Implementing these strategies establishes a multi-faceted defense against prompt injections, bolstering the security framework and deterring attackers. As threats evolve, these defenses must be flexible and updatable, ensuring robust protection for systems utilizing LLMs.

Innovations in Prompt Security: Tools and Solutions for Enhancing LLM Defenses

The development community’s commitment to devising a range of solutions and tools to counter prompt injection attacks and enhance prompt quality for optimal LLM performance is promising. We will showcase a selection of these innovative examples, some currently in the prototype or experimental stages.
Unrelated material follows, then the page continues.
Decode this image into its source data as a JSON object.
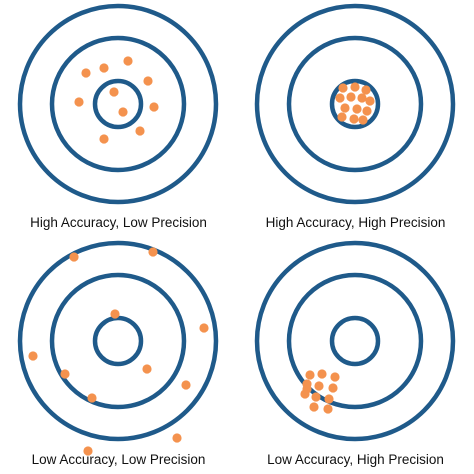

• Rebuff secures AI applications against prompt injection with a layered approach combining heuristic filters, dedicated LLM detection, a database of attack patterns, and canary tokens for leakage alerts and prevention.
• Deberta-v3-base-injection – This model identifies and labels prompt injection attempts as “INJECTION” while categorizing genuine inquiries as “LEGIT,” assuming that valid requests comprise various questions or keyword searches.
• Better Prompt is a testing framework for LLM prompts that gauges performance by measuring prompt perplexity, working on the principle that prompts with lower perplexity (nearing zero) tend to yield higher task performance.
• Garak is a tool designed to test an LLM’s resilience, checking for undesirable failures such as hallucination, data leakage, prompt injection, spreading misinformation, generating toxicity, jailbreaking, and other potential vulnerabilities.
• HouYi is a platform engineered for red teaming exercises, allowing users to programmatically insert prompts into LLM-integrated applications for penetration testing by crafting custom harnesses and defining the attack objectives.
• Promptmap is a tool designed to assess ChatGPT’s susceptibility to prompt injections by understanding the instance’s rules and context to craft and deliver targeted attack prompts, subsequently evaluating the success of each attack based on the responses received.

Epilogue

The field of LLM security is an evolving battleground where the dynamics of prompt injection pose a real and present danger. Yet, the ongoing efforts to harden LLMs against such threats are urgent and innovative. With the advent of specialized detection tools and the integration of robust defense techniques, a new standard is being set to both anticipate and counteract potential manipulations. The industry is certainly not resting on its laurels, as evidenced by the continuous research and development of solutions to outpace the offenders. We stand at the cusp of a significant shift – from reactive security postures to proactive, resilience-based strategies that promise to keep LLM applications safe and reliable in an ever-changing technological landscape. Moving forward, adopting and refining these approaches will be critical in empowering LLMs to fulfill their potential without compromising the principles of security and user trust.